MacGowan's writing shines throughout: on the reverie “Sally MacLennane” and “Navigator,” an ironically chiseled workers' anthem about workers who “shift a few tones from this earthly delight” and who “died in their hundreds without a sign to mark where .” But ultimately, two standards define the album. Ewan MacColl may have written “Dirty Old Town” and the Dubliners scored their first and biggest chart hit. But even if his delivery nods to Luke Kelly of the Dubliners, the song became MacGowan's from the moment he hit the first chorus, turning it from local to worldly blues. The album ends with Eric Bogle's “And the Band Played Waltzing Matilda,” one of the greatest anti-war songs ever written. There may be more striking versions of the Scottish/Australian folk lament (see June Tabor's 1976 recording). But MacGowan's raucous, stoic, mournful portrayal of a legless Australian soldier (“No more waltzing Matilda for me”) in the shadow of modern Britain's faded empire, ghosted by dark Salvation Army brass, is alive and well – an Irish punk is a proper romantic, world-weary.
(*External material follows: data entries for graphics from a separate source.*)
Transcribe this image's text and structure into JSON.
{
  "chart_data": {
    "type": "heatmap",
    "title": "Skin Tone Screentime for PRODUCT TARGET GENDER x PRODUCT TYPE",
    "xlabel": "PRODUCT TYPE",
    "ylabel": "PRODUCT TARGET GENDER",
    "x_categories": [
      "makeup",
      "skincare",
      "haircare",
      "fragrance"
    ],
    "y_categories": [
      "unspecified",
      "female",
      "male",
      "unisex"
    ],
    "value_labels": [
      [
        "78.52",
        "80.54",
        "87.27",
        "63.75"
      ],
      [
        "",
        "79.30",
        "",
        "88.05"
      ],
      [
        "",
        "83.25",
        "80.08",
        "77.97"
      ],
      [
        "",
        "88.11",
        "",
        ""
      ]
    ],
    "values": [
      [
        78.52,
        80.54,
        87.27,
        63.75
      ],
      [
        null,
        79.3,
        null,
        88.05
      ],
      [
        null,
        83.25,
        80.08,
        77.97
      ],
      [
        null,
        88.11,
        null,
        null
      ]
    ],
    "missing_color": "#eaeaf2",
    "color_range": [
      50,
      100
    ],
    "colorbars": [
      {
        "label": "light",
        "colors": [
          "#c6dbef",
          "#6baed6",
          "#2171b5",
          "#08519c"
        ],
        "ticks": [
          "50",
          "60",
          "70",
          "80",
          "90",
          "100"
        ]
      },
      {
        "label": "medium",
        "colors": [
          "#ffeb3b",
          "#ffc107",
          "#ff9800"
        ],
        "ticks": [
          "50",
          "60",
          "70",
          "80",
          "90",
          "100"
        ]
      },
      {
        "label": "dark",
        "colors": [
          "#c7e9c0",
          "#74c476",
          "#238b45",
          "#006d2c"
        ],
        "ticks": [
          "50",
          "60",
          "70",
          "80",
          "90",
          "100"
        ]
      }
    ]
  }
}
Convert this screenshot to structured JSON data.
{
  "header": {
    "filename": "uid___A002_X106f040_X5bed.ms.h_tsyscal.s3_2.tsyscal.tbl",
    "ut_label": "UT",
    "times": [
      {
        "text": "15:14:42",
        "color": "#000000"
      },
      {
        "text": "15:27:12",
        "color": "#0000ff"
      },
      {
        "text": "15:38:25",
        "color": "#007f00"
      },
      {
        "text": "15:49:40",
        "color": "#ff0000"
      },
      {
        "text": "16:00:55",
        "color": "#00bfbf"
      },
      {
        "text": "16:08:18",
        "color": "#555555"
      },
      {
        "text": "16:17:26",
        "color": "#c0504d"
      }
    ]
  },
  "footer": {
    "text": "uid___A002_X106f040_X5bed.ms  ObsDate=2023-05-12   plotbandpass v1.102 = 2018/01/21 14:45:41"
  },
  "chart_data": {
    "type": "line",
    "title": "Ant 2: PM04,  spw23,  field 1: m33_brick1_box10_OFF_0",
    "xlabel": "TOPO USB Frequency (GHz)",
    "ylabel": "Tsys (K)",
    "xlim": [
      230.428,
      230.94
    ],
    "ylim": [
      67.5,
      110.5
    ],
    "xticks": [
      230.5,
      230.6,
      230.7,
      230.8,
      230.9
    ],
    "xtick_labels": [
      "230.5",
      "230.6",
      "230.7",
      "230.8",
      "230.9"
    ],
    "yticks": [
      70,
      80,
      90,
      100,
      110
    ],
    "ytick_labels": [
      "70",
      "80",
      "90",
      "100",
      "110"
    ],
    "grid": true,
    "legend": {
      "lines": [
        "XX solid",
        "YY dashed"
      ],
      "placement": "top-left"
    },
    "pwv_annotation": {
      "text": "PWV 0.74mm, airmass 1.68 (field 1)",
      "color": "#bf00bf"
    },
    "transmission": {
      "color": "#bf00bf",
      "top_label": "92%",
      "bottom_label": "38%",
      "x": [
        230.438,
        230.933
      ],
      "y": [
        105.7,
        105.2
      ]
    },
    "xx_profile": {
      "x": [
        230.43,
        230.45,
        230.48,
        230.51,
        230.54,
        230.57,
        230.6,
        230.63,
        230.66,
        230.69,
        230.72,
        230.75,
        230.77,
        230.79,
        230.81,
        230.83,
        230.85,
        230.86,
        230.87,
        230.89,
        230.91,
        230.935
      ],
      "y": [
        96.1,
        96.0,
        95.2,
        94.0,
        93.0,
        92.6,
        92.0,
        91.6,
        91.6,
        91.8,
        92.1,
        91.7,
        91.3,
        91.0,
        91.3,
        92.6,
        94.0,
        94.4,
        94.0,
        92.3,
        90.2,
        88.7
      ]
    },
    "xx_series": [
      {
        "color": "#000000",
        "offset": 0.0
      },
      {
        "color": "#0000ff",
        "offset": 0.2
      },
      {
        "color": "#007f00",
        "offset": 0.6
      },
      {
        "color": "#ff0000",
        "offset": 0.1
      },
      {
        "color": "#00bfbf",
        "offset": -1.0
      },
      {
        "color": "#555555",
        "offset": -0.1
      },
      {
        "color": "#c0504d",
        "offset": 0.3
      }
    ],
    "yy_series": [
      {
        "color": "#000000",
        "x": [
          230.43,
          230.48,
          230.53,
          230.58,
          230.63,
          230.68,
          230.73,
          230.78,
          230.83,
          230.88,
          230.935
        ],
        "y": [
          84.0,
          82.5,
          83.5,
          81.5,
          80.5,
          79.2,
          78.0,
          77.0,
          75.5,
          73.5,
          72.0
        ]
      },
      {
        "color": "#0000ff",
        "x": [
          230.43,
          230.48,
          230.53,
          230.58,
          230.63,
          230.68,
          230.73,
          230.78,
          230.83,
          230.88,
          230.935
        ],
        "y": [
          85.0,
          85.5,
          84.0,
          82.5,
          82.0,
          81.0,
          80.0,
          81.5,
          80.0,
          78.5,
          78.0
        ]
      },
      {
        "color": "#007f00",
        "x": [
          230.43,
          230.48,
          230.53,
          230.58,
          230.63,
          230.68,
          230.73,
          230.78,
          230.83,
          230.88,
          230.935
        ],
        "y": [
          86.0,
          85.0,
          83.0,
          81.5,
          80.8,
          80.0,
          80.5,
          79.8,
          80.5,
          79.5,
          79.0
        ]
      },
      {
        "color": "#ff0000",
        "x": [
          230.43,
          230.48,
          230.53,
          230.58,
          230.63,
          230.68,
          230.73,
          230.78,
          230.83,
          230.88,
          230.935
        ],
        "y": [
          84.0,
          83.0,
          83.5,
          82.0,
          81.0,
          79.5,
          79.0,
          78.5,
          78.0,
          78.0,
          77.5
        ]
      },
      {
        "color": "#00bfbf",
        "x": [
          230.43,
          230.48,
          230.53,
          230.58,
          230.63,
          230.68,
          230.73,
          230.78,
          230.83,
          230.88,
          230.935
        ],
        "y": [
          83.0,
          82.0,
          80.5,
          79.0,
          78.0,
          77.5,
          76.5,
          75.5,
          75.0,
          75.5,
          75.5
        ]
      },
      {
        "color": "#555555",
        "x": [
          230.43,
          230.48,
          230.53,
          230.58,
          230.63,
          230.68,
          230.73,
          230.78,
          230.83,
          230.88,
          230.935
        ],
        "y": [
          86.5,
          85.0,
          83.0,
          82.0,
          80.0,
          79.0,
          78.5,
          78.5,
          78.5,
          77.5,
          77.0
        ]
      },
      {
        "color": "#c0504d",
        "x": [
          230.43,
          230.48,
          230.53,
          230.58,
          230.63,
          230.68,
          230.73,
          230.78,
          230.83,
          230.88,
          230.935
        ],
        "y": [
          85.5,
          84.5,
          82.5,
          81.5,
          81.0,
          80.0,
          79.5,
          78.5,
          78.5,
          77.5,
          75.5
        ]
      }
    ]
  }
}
Taking its title, in a similar vein, from Winston Churchill's cryptic record of the Royal Navy and the classic cover image of an iconic French romantic painting of a shipwreck (with the band members' faces deftly graffitied on the battered bodies), Rum Sodomy & the Lash launched the Pogues internationally. They burned incredibly brightly for a while. There was the brilliant Poguetry in Motion EP, the dazzlingly ambitious If I should fall from God's gracewith “Fairytale of New York”. I saw the band twice in New York at that time, and the party, on stage and off, was awesome and terrifying. By comparison, Nirvana's moss pits were a nursery school alcove. But the albums got weaker and by 1991 things had fallen apart. MacGowan was kicked out of the band. His substance abuse issues were definitely a factor. And everyone was confused.
MacGowan remains a songwriter's songwriter. Including the late David Berman Rum Sodomy & the Lash on a list of 10 albums that would fill his ultimate fantasy jukebox. Cat Power covered “A Pair of Brown Eyes” as a prayer, Titus Andronicus as a punk anthem à la early Clash. In the 2005 reissue booklet Rum Sodomy & the Lashwhich added the extraordinary Poguetry in Motion EP and single B-sides, Tom Waits described the band's music in a poem:
Rapscallion, angry, crying
Past songs, songs
This seems to be born
Effortlessly, or
He was not born but found
Above an old wood stove
He concluded that these were “songs we should all carry”. Many of us do, in pubs, cars and backyards. One night this summer, drinking by the light of an illegal campfire on a Cape Cod beach, among friends and family with a few guitars, our usual inspirations led us into song. And as always, the most heartfelt song was in “A Pair of Brown Eyes” – a song of boundless pain, written for the ages beyond the ocean that rolled at our feet.